During the decade 2002-2012, India implemented the National Disease Surveillance Project with World Bank funding under which an IT network connecting 776 sites was established alongside 70 laboratories and so on. Yet, the required skill base is lacking. India still has only 408 epidemiologists, 181 microbiologists, 25 entomologists and 3 veterinary consultants. Information is not triangulated with other data sets and so barely used for policymaking or advance planning. For example, information of deaths due to diarrhoea needs to be triangulated with availability of safe water and sanitation. Such a systemic approach to analysing programme data, information from field studies and sentinel surveillance sites and data of social determinants is required for assessing impact of the direct and indirect causal factors.

Policy Focus

Understanding the interdependent nature of disease causation would entail focusing on prevention and launching massive health education campaigns to avert disease as key to disease reduction. For example, the “Chronicles of Central India: An Atlas of Rural Health” brought out by a dedicated band of ex- AIIMS doctors battling routine diseases of common people in backward Chattisgarh listed out the profiles of the poor suffering and dying due to 29 common everyday reasons like snake bite or TB. Such suffering and loss can be prevented not by drugs and doctors but more by information, housing, nutrition, and access to safe water and sanitation. These are basic goods that all developed and middle-income countries have provided to their people as a right.
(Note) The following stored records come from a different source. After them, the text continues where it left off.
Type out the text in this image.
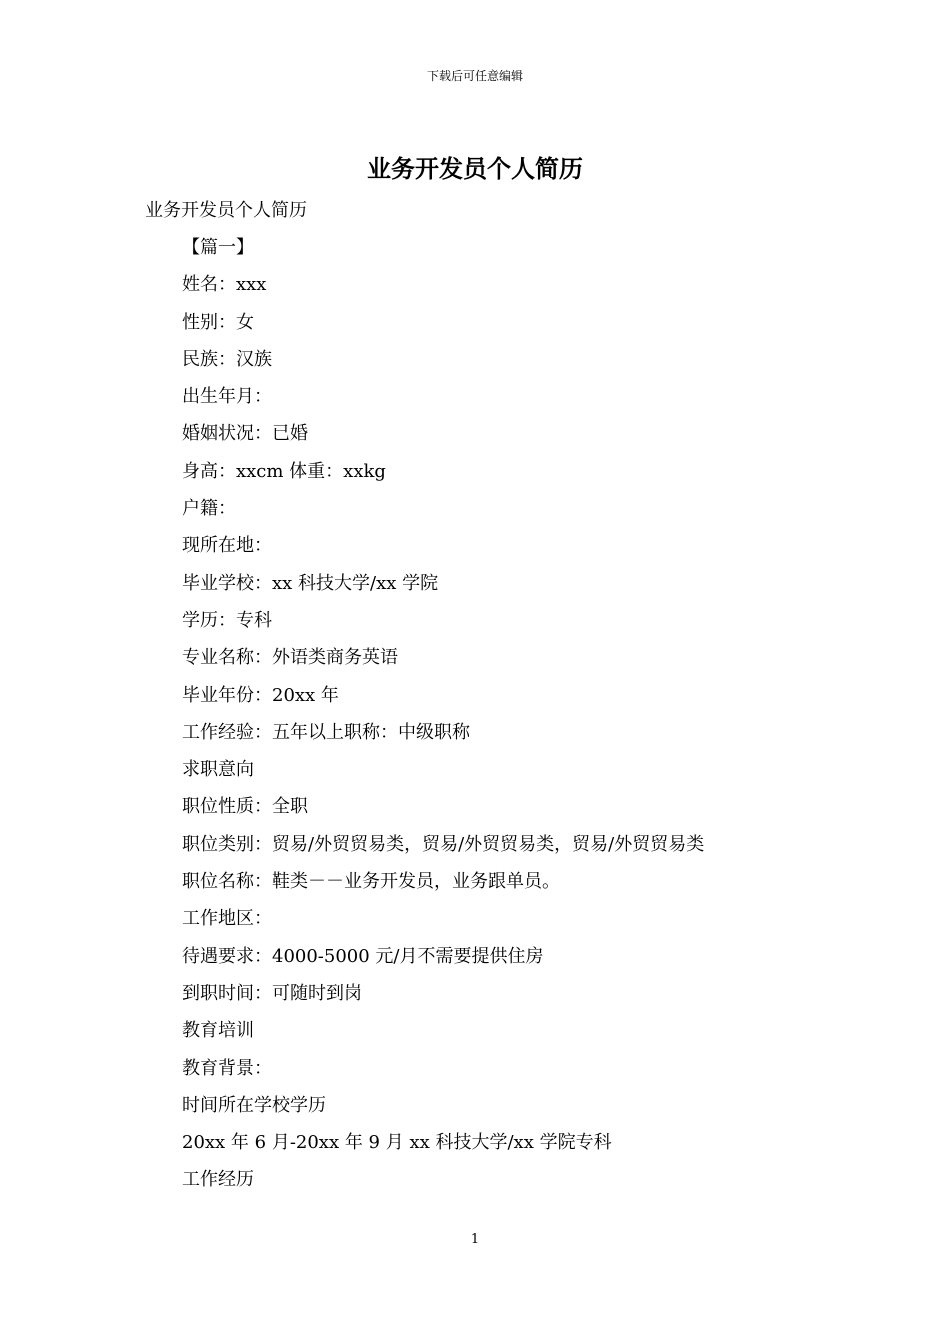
下载后可任意编辑
业务开发员个人简历
业务开发员个人简历
【篇一】
姓名：xxx
性别：女
民族：汉族
出生年月：
婚姻状况：已婚
身高：xxcm 体重：xxkg
户籍：
现所在地：
毕业学校：xx 科技大学/xx 学院
学历：专科
专业名称：外语类商务英语
毕业年份：20xx 年
工作经验：五年以上职称：中级职称
求职意向
职位性质：全职
职位类别：贸易/外贸贸易类，贸易/外贸贸易类，贸易/外贸贸易类
职位名称：鞋类－－业务开发员，业务跟单员。
工作地区：
待遇要求：4000-5000 元/月不需要提供住房
到职时间：可随时到岗
教育培训
教育背景：
时间所在学校学历
20xx 年 6 月-20xx 年 9 月 xx 科技大学/xx 学院专科
工作经历
1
In this connection, it would be appropriate to recall Bhore Committee’s insightful comment made in 1946 and still so valid : “If it was possible to evaluate the loss, which this country annually suffers through the avoidable waste of valuable human material and the lowering of human efficiency through malnutrition and preventable morbidity, we feel that the result would be so startling that the whole country would be aroused and would not rest until a radical change had been brought about.”

The author is former Union Secretary, MOHFW, GOI. Views expressed are personal.